Die Schule hat den 16-jährigen Marley Nosakhare lange Zeit nicht interessiert. Foto: pop

Sein Umfeld hat den 16 Jahre alten Marley Nosakhare zum Lernen motiviert. Mit einem Stipendium geht er aufs Gymnasium. Dabei hat es nach der Grundschule erstmal nur für die Hauptschule gereicht.

Zuffenhausen - Dass er mit einem Durchschnitt von 1,5 den besten Realschulabschluss gemacht hat, den es an der Zuffenhausener Hohensteinschule bislang gegeben hat, wunderte den 16 Jahre alten Marley Nosakhare schon ein wenig. Doch Fakt ist: Noch nie war ein Absolvent besser, lobte auch der Schulleiter Ludwig Bierbaum. Dass er einmal so einen so guten Abschluss und sogar ein Stipendium des Landes Baden-Württemberg in der Tasche haben würde, hätte er selbst nicht gedacht. Nach der vierten Klasse reichte es nämlich nur für die Hauptschule.

„Mich hat die Schule lange nicht interessiert“, sagt Marley. Ob es an der Trennung der Eltern, dem Umzug von Krefeld nach Stuttgart und dem damit verbundenen Verlust der Freunde gelegen hat, kann er heute nicht sicher sagen. Aber bis zum Umzug nach der dritten Klasse, sei er ein guter Schüler gewesen. Dass er es nach Grundschule nur auf die Hauptschule geschafft hat, war ihm zunächst aber egal. „Ich habe damals viel Blödsinn gemacht“, sagt er mit einem verschmitzten Lächeln eines Teenagers. Von den Lehrern motiviert hätten er und seine Mitschüler sich nicht gefühlt. „Wir bekamen oft zu hören, dass wir es ohnehin nicht bis auf ein Gymnasium schaffen würden“, sagt der Sohn einer Griechin und eines Nigerianers. Auf die meisten von Marleys Mitschüler sollte das am Ende auch zutreffen.

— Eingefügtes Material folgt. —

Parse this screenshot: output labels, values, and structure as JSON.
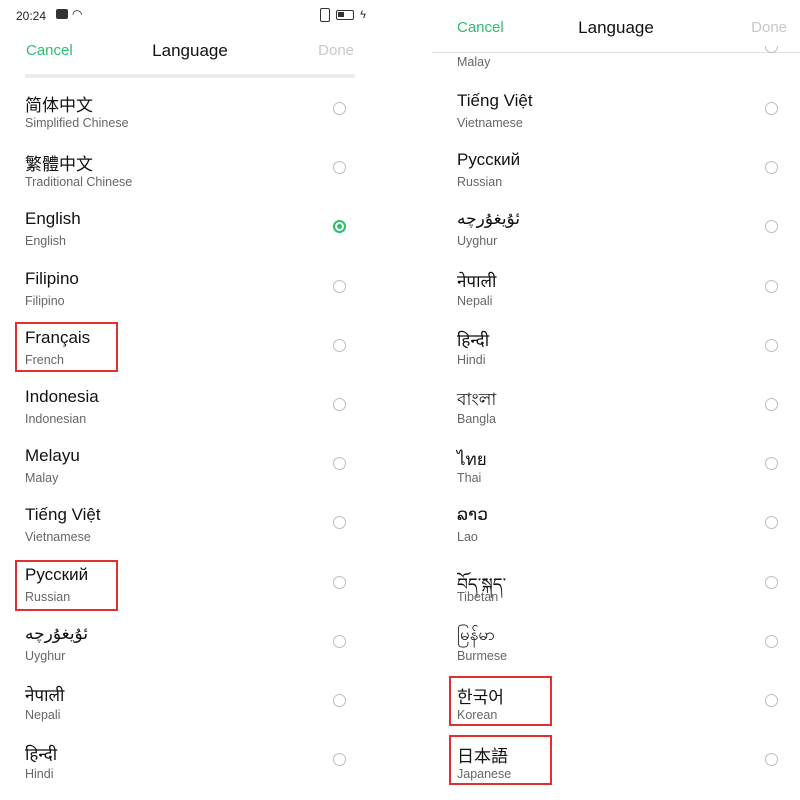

Er wollte es den Lehrern einfach nur zeigen

Doch es gab Dinge, die Ambitionen weckten. Denn Ehrgeiz steckte in dem groß gewachsenen sportlichen Jungen, der seit Jahren beim TV 89 Zuffenhausen Basketball spielt. Er schaffte den Schnitt für die Werkrealschule und schließlich auch den für das Gymnasium. Entscheidend war für Marley sein Freundeskreis. „Viele sind auf dem Gymnasium. Ich wollte da irgendwann dazu gehören und mitreden“, sagt er. Den zweifelnden Lehrern wollte er es „einfach nur zeigen“.

Fragt man ihn, den 16-Jährigen, was es braucht, um Kinder für die Schule zu begeistern, dann sind es Eltern, die „auch etwas Druck machen“. Viele seiner Mitschüler hätten auch keine Vorbilder in ihren Familien, weil die Eltern meist keine Akademiker seien. „Ich finde es traurig, dass das so ist“, sagt er. Aktuellen Erhebungen der Bundesregierung zufolge haben acht Prozent der Eltern von Gymnasiasten, aber 45 Prozent der Eltern von Hauptschülern, höchstens einen Hauptschulabschluss.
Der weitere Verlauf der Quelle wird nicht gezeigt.